III. Commentaires de la Cour de l’impôt sur la compétence

[17] Ayant conclu que l’appel interjeté par Mme Nagel devrait être annulé, la Cour de l’impôt aurait pu ne pas s’exprimer davantage. Toutefois, elle a poursuivi en expliquant les limites de la compétence de la Cour de l’impôt. Plus précisément, dans le contexte des appels en matière d’impôt sur le revenu, la Cour de l’impôt a une compétence exclusive pour entendre les appels interjetés à l’encontre d’une cotisation en application de la Loi de l’impôt sur le revenu et de certaines déterminations aux termes de celle-ci; mais elle n’a aucune compétence pour déterminer les questions concernant l’impôt provincial sur le revenu. En d’autres termes, même si l’appel de Mme Nagel n’était pas annulé, la Cour de l’impôt ne pouvait pas déterminer où elle résidait le 31 décembre 2013 aux fins de l’impôt provincial sur le revenu.

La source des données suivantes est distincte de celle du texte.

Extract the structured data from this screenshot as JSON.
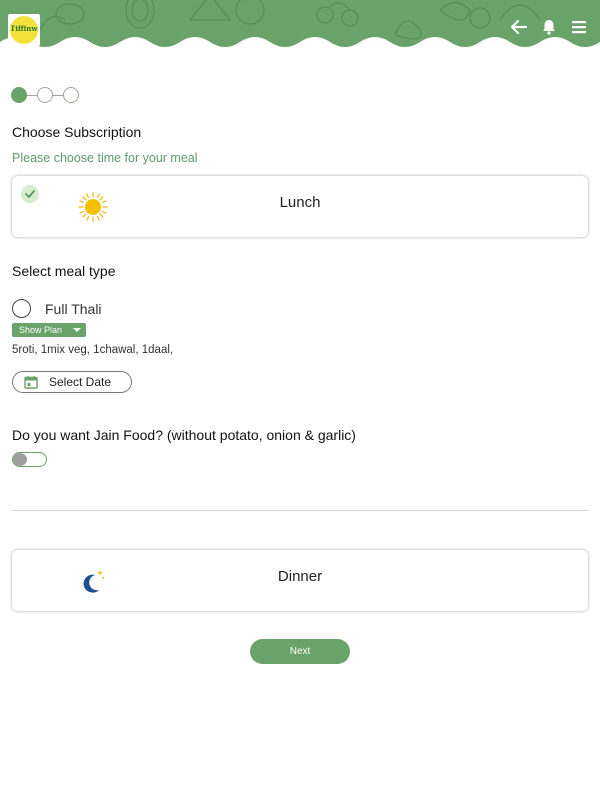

[18] Comme l’a fait remarquer la Cour de l’impôt elle-même, ses commentaires sur sa compétence n’étaient pas nécessaires – elle essayait d’aider Mme Nagel à comprendre comment elle aurait pu interjeter appel de la question de la résidence si elle avait reçu une cotisation plutôt qu’un avis de non-imposition. Bien que ces commentaires n’aient pas eu d’effet sur l’issue de l’instance de Mme Nagel devant la Cour de l’impôt, je ne suis pas en désaccord avec eux.

[19] Les impôts provinciaux sur le revenu sont imposés en application des lois provinciales sur l’impôt sur le revenu – en ce qui concerne Mme Nagel, la Income Tax Act (Nouvelle-Écosse), R.S.N.S. 1989, ch. 217 (la Loi de l’impôt de la N.-É.) et la Income Tax Act, 2000 (Saskatchewan), S.S. 2000, ch. I-2.01 (la Loi de l’impôt de la Saskatchewan). Ces lois provinciales de l’impôt sur le revenu rendent expressément applicables de nombreuses dispositions de la Loi de l’impôt sur le revenu – notamment les articles 165 (oppositions) et 169 (appels interjetés à l’encontre de cotisations) – comme si elles faisaient partie de la loi provinciale. Toutefois, cela ne signifie pas que c’est la Loi de l’impôt sur le revenu plutôt que la loi provinciale en matière d’impôt sur le revenu qui s’applique. Les lois provinciales de l’impôt sur le revenu nous indiquent comment interpréter les dispositions de la Loi de l’impôt sur le revenu, rendues applicables lorsqu’elles s’appliquent aux fins de l’impôt provincial sur le revenu : voir le paragraphe 2(10) de la Loi de l’impôt de la N.-É. et l’article 3 de la Loi de l’impôt de la Saskatchewan.

[20] Comme l’a noté la Cour de l’impôt, la Cour suprême de la Nouvelle-Écosse a compétence pour entendre les appels interjetés à l’encontre de cotisations établies en application de la Loi de l’impôt de la N.-É. : article 64; la Cour du Banc de la Reine de la Saskatchewan a compétence pour entendre les appels interjetés à l’encontre de cotisations établies en application de la Loi de l’impôt de la Saskatchewan : article 98. Ces lois disposent que, lors d’un tel appel, la cour provinciale compétente peut déterminer la résidence d’un particulier aux fins de la loi. Toutefois, il semble que les lois provinciales – comme la Loi de l’impôt sur le revenu – permettent d’interjeter appel à l’encontre d’une cotisation, mais pas d’un avis de non-imposition provinciale.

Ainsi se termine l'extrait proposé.